Wednesday, August 24, 2016

The French Burqa Ban and Death of Multicultural Europe

Popular backlash in Europe against Islam is nothing new.  Since anti-Muslim satire led to vengeful violence at the Charlie Hebdo office in France a year and a half ago, confrontation between Muslim minorities and non-Muslim majority populations in Europe have only seen continued upward trajectory.  Cultural difference, manifested in apparent ways and interpreted in rather exaggerated and threatening fashion, trigger new rounds of popular discontent with increased Muslim presence, just as civil war in Syria continue to push more Muslims into the continent.

While stricter limitations against migrating refugees can still somewhat be justified by fear of jihadists hiding among their ranks, many countries in Europe have taken a much more cultural "us-vs-them" mentality in rationalizing their reflex to turn back the Muslim flow.  For instance, the stories of Muslim refugees sexually harassing women in Germany has quickly turned into an argument of how "Islamic culture does not respect women in everyday conducts."  Such statements cannot conceal an inherent "our culture is more progressive than theirs" way of thinking held by many non-Muslim Europeans.

But when such line of thought becomes the norm, the issue is no longer just limited to Muslim migrants escaping the Syrian civil war.  Instead, the negative cultural bias of the non-Muslim Europeans now encompasses any and all Muslims, including many who have spent generations in Europe, and have held nothing other than a European passport.  Many of these Muslim citizens, choosing to diligently remain "invisible" so as to not draw excess ire of the non-Muslims, are now forced to contend with new restrictions placed on daily lives without being consulted in any way.

The recent introduction of a comprehensive burqa ban at the French beach resort town of Nice is perhaps the most glaring and controversial of such "new restrictions."  Religious Muslims now must contend with essentially choosing a beach holiday or abandoning their religious beliefs.  Without a doubt, by legally restricting what religious Muslims specifically cannot do in public and making it impossible for them to adhere to their religious guidelines, Nice's municipal authorities are without a doubt infringing upon the religious freedoms of the city's Muslim residents and visitors.

There is also no doubt that many non-Muslim Europeans, both in France and beyond, are cheering and applauding Nice's "tough" line toward perceived Islamism on its own soil.  Leaders of countries on the geographical frontline of the Muslim refugee influx (e.g.
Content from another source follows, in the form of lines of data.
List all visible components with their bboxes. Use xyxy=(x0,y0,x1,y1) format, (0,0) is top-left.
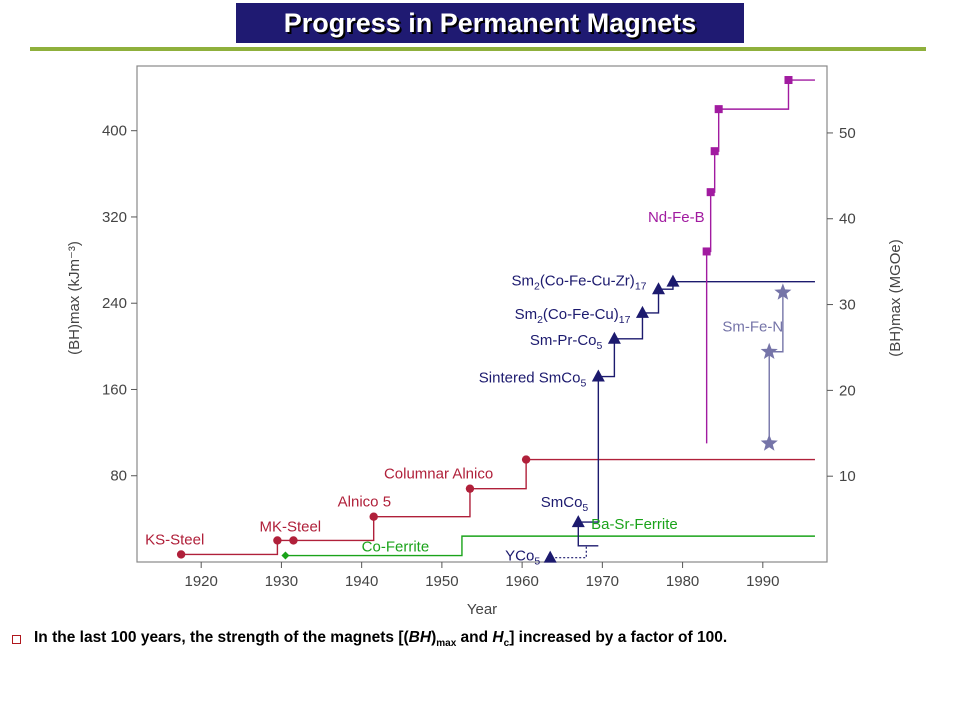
bullet-square-icon xyxy=(12,635,21,644)
footnote-and: and xyxy=(456,629,493,646)
smco-point-4 xyxy=(652,282,666,295)
ferrite-label-0: Co-Ferrite xyxy=(362,539,430,556)
footnote-text: In the last 100 years, the strength of t… xyxy=(34,629,728,650)
smco-label-3: Sm2(Co-Fe-Cu)17 xyxy=(515,306,631,326)
steel-point-2 xyxy=(289,536,298,545)
smco-point-2 xyxy=(607,331,621,344)
footnote: In the last 100 years, the strength of t… xyxy=(12,629,952,653)
y-axis-label-right: (BH)max (MGOe) xyxy=(887,239,904,357)
footnote-part1: In the last 100 years, the strength of t… xyxy=(34,629,409,646)
steel-label-1: MK-Steel xyxy=(259,518,321,535)
steel-point-4 xyxy=(465,484,475,493)
steel-point-3 xyxy=(369,512,378,521)
footnote-part2: ] increased by a factor of 100. xyxy=(509,629,728,646)
x-tick-label-1930: 1930 xyxy=(265,573,298,590)
ndfeb-point-0 xyxy=(702,247,711,256)
x-tick-label-1940: 1940 xyxy=(345,573,378,590)
ndfeb-label-0: Nd-Fe-B xyxy=(648,209,705,226)
y-left-tick-label-320: 320 xyxy=(102,209,127,226)
smco-label-4: Sm2(Co-Fe-Cu-Zr)17 xyxy=(511,273,646,293)
y-right-tick-label-50: 50 xyxy=(839,125,856,142)
x-tick-label-1920: 1920 xyxy=(184,573,217,590)
footnote-c: c xyxy=(503,638,510,650)
plot-frame xyxy=(136,65,828,563)
footnote-h: H xyxy=(492,629,504,646)
x-tick-label-1980: 1980 xyxy=(666,573,699,590)
series-ferrite-line xyxy=(285,535,815,557)
y-left-tick-label-240: 240 xyxy=(102,295,127,312)
footnote-max: max xyxy=(436,638,457,650)
smfen-point-2 xyxy=(774,283,792,300)
magnet-progress-chart: 1920 1930 1940 1950 1960 1970 1980 1990 80 160 240… xyxy=(66,65,904,618)
steel-label-3: Columnar Alnico xyxy=(384,466,493,483)
slide-title: Progress in Permanent Magnets xyxy=(236,3,744,43)
smfen-point-0 xyxy=(760,434,778,451)
y-right-tick-label-40: 40 xyxy=(839,211,856,228)
smco-point-3 xyxy=(635,305,649,318)
yco-point-0 xyxy=(543,550,557,563)
smfen-point-1 xyxy=(760,342,778,359)
y-left-tick-label-160: 160 xyxy=(102,381,127,398)
y-right-tick-label-20: 20 xyxy=(839,382,856,399)
yco-label-0: YCo5 xyxy=(505,548,540,568)
smco-label-2: Sm-Pr-Co5 xyxy=(530,332,603,352)
x-tick-label-1950: 1950 xyxy=(425,573,458,590)
footnote-bh: BH xyxy=(408,629,432,646)
x-axis-label: Year xyxy=(467,601,497,618)
smfen-label-0: Sm-Fe-N xyxy=(722,319,783,336)
y-left-tick-label-400: 400 xyxy=(102,123,127,140)
ndfeb-point-2 xyxy=(710,147,719,156)
y-right-tick-label-30: 30 xyxy=(839,297,856,314)
smco-point-1 xyxy=(591,369,605,382)
x-tick-label-1960: 1960 xyxy=(505,573,538,590)
y-axis-label-left: (BH)max (kJm⁻³) xyxy=(66,241,83,355)
smco-point-0 xyxy=(571,515,585,528)
x-tick-label-1970: 1970 xyxy=(586,573,619,590)
y-right-tick-label-10: 10 xyxy=(839,468,856,485)
steel-label-0: KS-Steel xyxy=(145,531,204,548)
ndfeb-point-3 xyxy=(714,105,723,114)
ndfeb-point-1 xyxy=(706,188,715,197)
steel-point-5 xyxy=(521,455,531,464)
smco-label-1: Sintered SmCo5 xyxy=(479,370,587,390)
ferrite-label-1: Ba-Sr-Ferrite xyxy=(591,516,678,533)
title-divider xyxy=(30,47,926,51)
smco-label-0: SmCo5 xyxy=(541,494,589,514)
steel-point-0 xyxy=(176,550,186,559)
ndfeb-point-4 xyxy=(784,76,793,85)
ferrite-point-0 xyxy=(281,551,290,560)
x-tick-label-1990: 1990 xyxy=(746,573,779,590)
smco-point-5 xyxy=(666,274,680,287)
steel-point-1 xyxy=(273,536,282,545)
steel-label-2: Alnico 5 xyxy=(338,494,391,511)
y-left-tick-label-80: 80 xyxy=(110,468,127,485)
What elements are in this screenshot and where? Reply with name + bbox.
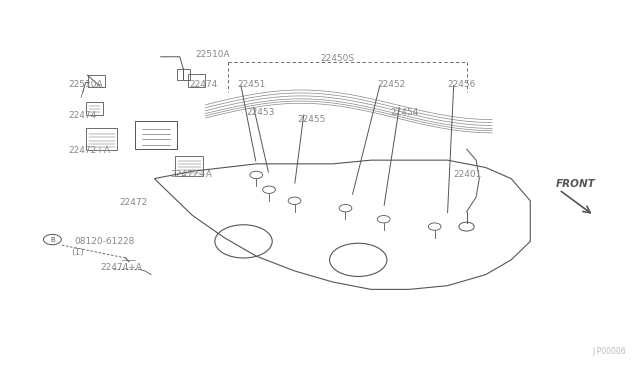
Text: (1): (1) [72, 248, 84, 257]
Text: 22452: 22452 [378, 80, 406, 89]
Text: 22474: 22474 [189, 80, 218, 89]
Text: B: B [50, 237, 55, 243]
Text: 22401: 22401 [454, 170, 482, 179]
Text: 22472+A: 22472+A [170, 170, 212, 179]
Text: FRONT: FRONT [556, 179, 596, 189]
Text: 22456: 22456 [447, 80, 476, 89]
Text: 22451: 22451 [237, 80, 266, 89]
Text: 22474: 22474 [68, 111, 97, 121]
Text: 22450S: 22450S [320, 54, 354, 63]
Text: 22454: 22454 [390, 108, 419, 117]
Text: 22455: 22455 [298, 115, 326, 124]
Text: 22472+A: 22472+A [68, 147, 110, 155]
Text: 22510A: 22510A [68, 80, 103, 89]
Text: 22472: 22472 [119, 198, 148, 207]
Text: J P00006: J P00006 [592, 347, 626, 356]
Text: 22510A: 22510A [196, 51, 230, 60]
Text: 22453: 22453 [246, 108, 275, 117]
Text: 08120-61228: 08120-61228 [75, 237, 135, 246]
Text: 22474+A: 22474+A [100, 263, 142, 272]
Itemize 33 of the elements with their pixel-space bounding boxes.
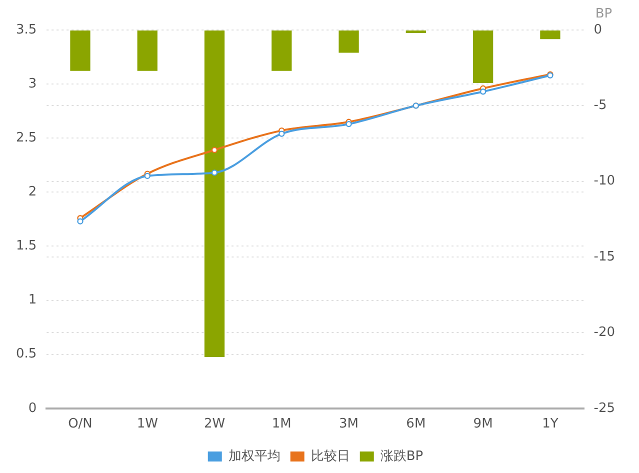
- y-tick-label: 1.5: [16, 238, 37, 254]
- point: [211, 146, 218, 154]
- point: [211, 170, 218, 176]
- y-tick-label: 2: [28, 184, 37, 200]
- y2-tick-label: -10: [594, 174, 615, 189]
- legend-label: 加权平均: [228, 448, 280, 464]
- y2-tick-label: -5: [594, 98, 607, 114]
- y2-tick-label: -25: [594, 400, 615, 416]
- y-tick-label: 1: [28, 292, 37, 308]
- y-tick-label: 0.5: [16, 346, 37, 362]
- point: [480, 88, 486, 95]
- y-tick-label: 2.5: [16, 130, 37, 146]
- y2-axis-title: BP: [595, 6, 612, 22]
- x-tick-label: 6M: [406, 416, 426, 432]
- point: [77, 218, 84, 224]
- y-tick-label: 3: [28, 76, 37, 92]
- y2-tick-label: 0: [594, 22, 602, 38]
- x-tick-label: O/N: [68, 416, 92, 432]
- y2-tick-label: -15: [594, 249, 615, 264]
- y-tick-label: 3.5: [16, 22, 37, 38]
- y2-tick-label: -20: [594, 325, 615, 340]
- point: [278, 130, 285, 137]
- x-tick-label: 1Y: [542, 416, 558, 432]
- x-tick-label: 9M: [473, 416, 493, 432]
- x-tick-label: 1M: [272, 416, 292, 432]
- y-tick-label: 0: [28, 400, 37, 416]
- point: [346, 120, 352, 128]
- legend-label: 比较日: [310, 448, 350, 464]
- legend-label: 涨跌BP: [380, 448, 424, 464]
- x-tick-label: 2W: [204, 416, 226, 432]
- x-tick-label: 3M: [339, 416, 359, 432]
- x-tick-label: 1W: [136, 416, 158, 432]
- point: [144, 172, 150, 180]
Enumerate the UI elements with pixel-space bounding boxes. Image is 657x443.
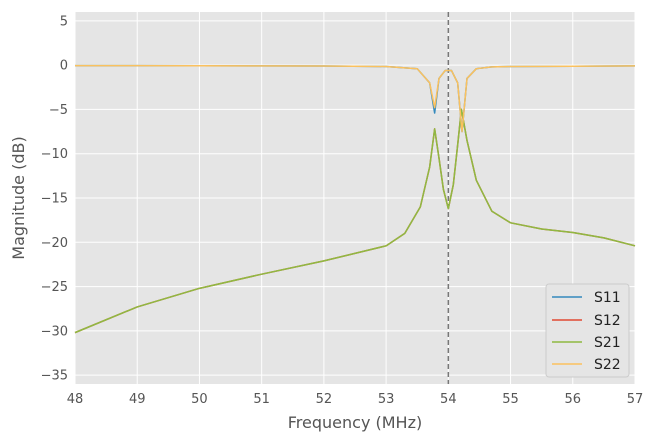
legend-box (545, 283, 630, 378)
y-tick-label: −35 (41, 369, 68, 384)
legend-label-s11: S11 (594, 290, 621, 306)
x-tick-label: 55 (502, 392, 519, 407)
x-tick-label: 51 (253, 392, 270, 407)
x-tick-label: 54 (440, 392, 457, 407)
y-tick-labels: 5 0 −5 −10 −15 −20 −25 −30 −35 (41, 14, 68, 383)
x-tick-label: 53 (378, 392, 395, 407)
x-axis-label: Frequency (MHz) (288, 413, 422, 432)
y-axis-label: Magnitude (dB) (9, 136, 28, 259)
legend-label-s12: S12 (594, 313, 621, 329)
legend-label-s21: S21 (594, 335, 621, 351)
x-tick-label: 56 (565, 392, 582, 407)
y-tick-label: −15 (41, 192, 68, 207)
x-tick-label: 49 (129, 392, 146, 407)
y-tick-label: −10 (41, 147, 68, 162)
legend-label-s22: S22 (594, 357, 621, 373)
y-tick-label: −20 (41, 236, 68, 251)
series-line-s21 (74, 108, 636, 334)
grid-lines (74, 12, 636, 384)
y-tick-label: 5 (60, 14, 68, 29)
legend: S11 S12 S21 S22 (545, 283, 630, 378)
x-tick-label: 50 (191, 392, 208, 407)
x-tick-label: 52 (316, 392, 333, 407)
y-tick-label: 0 (60, 59, 68, 74)
x-tick-labels: 48 49 50 51 52 53 54 55 56 57 (67, 392, 644, 407)
y-tick-label: −30 (41, 324, 68, 339)
y-tick-label: −25 (41, 280, 68, 295)
x-tick-label: 48 (67, 392, 84, 407)
series-lines (74, 64, 636, 334)
y-tick-label: −5 (49, 103, 68, 118)
x-tick-label: 57 (627, 392, 644, 407)
series-line-s22 (74, 64, 636, 133)
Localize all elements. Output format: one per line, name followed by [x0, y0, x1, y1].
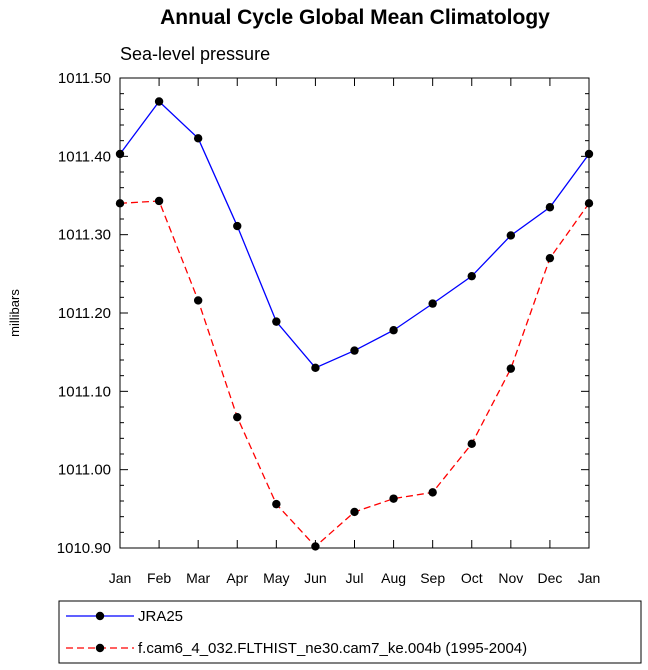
y-tick-label: 1011.20 — [58, 305, 111, 322]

Hungary, Poland) have made it clear that conservative Muslims (or even Muslims in general) and their beliefs have no place in their Christian societies.  Along with right-wing nationalist groups across all European countries, they will pressure refugee-friendly parts of Europe to reverse their course on "Islamization."

The issue is much larger than simple question of religious restrictions, however.  In a land with a perceived coexistence of modernity and tradition, a renewed focus on cultural traditions is eroding a modern ideology of tolerance toward other beliefs.  By designating proper garments for beachwear, the Nice authorities, and all those who support the new legislation, have in essence dictated that French laws is based on that of non-Muslim white mainstream society, and no exception shall be made.  Muslim citizens should have no choice but to assimilate to the customs of this white mainstream society.

The implication runs directly contrary to the reality of France (and most of Western Europe) as a multicultural society.  Conservative Muslim citizens of Europe, with little political leverage, are helpless in pushing back such directives targeting their lifestyles.  The result is disillusionment of Muslim citizens toward European societies and their consequent radicalization toward Islamic fundamentalism.  In place of multicultural ideals where citizens of every creed lives peacefully side by side, Europe now faces a growing issue, as Nice itself can attest to, of radicalized Muslim citizens killing their own fellow citizens in the name of jihad.

The greatest misfortune may be the detrimental effect to multiculturalism in other parts of the world.  Europe has in many ways been perceived as a beacon of social progressivism, and its commitment to respecting people of different backgrounds as equals gave it moral high ground in discussions of international migrations.  But if Europe can roll back tolerance for "foreign cultures," it would give less tolerant leaders in other parts of world even greater leeway to rob their minority citizens and foreign migrants of rights as equals.  The growing population of internationally mobile will surely suffer severe consequences over time.